Pemphigus & Pemphigoid
- For many years, The Journal of Investigative Dermatology (JID) has been a leader in our understanding of many aspects of the major autoimmune blistering skin diseases, pemphigus and bullous pemphigoid. The purpose of this review is to highlight and summarize those advances by discussing the respective articles, published in the JID from 2015 to 2019. Seminal articles from elsewhere in the literature that set the stage for those advances, or that are “classics” in the area, are also included to provide context and a more complete picture.
- The study by Plaquevent et al. strongly supports the recent discovery that the use of gliptins is a risk factor for bullous pemphigoid (BP). However, regarding the phenotype of gliptin-associated BP and the necessity of gliptin withdrawal, clinical data remain scarce. We predict that future studies of gliptin-associated BP will offer valuable information concerning autoimmunity against BP180 and may also shed light on the pathology of autoimmune diseases in general.
- Bullous pemphigoid is an autoantibody-mediated skin blistering disease. Previous studies revealed that intravenous Ig is therapeutic in animal models of bullous pemphigoid by saturating the IgG-protective receptor FcRn, thereby accelerating degradation of pathogenic IgG. Sasaoka et al. demonstrate that the inhibitory effects of intravenous Ig on bullous pemphigoid are also associated with negative modulation of cytokine production by keratinocytes.

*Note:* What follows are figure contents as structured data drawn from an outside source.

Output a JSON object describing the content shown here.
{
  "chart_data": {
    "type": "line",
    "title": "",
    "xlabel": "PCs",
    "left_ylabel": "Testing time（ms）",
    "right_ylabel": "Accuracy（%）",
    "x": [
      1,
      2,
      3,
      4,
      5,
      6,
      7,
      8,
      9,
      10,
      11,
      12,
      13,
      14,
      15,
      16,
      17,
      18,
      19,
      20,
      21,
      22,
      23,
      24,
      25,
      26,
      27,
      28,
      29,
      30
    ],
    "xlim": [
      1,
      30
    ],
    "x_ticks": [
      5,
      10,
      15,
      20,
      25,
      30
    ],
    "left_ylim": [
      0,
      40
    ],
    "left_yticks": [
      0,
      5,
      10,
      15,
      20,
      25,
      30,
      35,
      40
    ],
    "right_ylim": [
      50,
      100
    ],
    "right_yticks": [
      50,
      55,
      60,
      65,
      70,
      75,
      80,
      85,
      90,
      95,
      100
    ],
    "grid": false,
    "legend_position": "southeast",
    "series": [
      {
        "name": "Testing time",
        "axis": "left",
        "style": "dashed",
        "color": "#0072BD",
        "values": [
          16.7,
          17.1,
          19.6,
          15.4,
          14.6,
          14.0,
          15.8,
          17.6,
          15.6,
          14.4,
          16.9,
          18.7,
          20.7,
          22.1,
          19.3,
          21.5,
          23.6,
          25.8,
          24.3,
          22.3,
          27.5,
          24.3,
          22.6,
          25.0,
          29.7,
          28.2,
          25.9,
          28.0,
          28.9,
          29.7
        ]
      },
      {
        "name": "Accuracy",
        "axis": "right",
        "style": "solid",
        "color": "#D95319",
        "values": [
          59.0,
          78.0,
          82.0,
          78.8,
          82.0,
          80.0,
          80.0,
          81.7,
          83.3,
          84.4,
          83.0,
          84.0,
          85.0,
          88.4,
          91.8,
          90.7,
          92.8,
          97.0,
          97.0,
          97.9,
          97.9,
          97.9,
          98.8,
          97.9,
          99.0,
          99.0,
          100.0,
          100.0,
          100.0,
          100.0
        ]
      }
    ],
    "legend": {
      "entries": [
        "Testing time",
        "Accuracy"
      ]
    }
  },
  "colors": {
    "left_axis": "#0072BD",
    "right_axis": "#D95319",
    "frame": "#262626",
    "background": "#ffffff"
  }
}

- Bullous pemphigoid is a potentially life-threatening autoantibody-mediated dermatosis characterized by blister formation. Experimental mouse models of bullous pemphigoid feature complement-induced inflammation and tissue damage. Kasprick et al. now provide preclinical data that utilize ex vivo human skin assays and support testing of complement inhibition as a therapeutic strategy in human bullous pemphigoid.
- Pemphigus vulgaris is an autoimmune blistering disease caused by anti-desmoglein 3 IgG autoantibodies. It is accepted that interactions between autoreactive B and T cells are key to humoral autoimmunity targeting desmoglein 3. This orchestrated process usually occurs in secondary lymphoid organs, including the spleen and lymph nodes. Thus, it seems likely that autoreactive B cells reside and produce autoantibodies in these tissues. Yuan et al. analyzed lymphocytes in the lesional skin of patients with pemphigus vulgaris using several experimental techniques and concluded that desmoglein 3-reactive B cells were present.
- Mice carrying a deletion in the NC14A domain of murine type XVII collagen begin scratching at age 2 months and then develop erosions, subepidermal vesicles, eosinophil-rich skin infiltrates, and autoantibodies directed against a 180 kDa skin protein that appears to be type XVII collagen. These mice represent a bullous pemphigoid animal model featuring pruritus in immunocompetent, mature, and largely unmanipulated animals.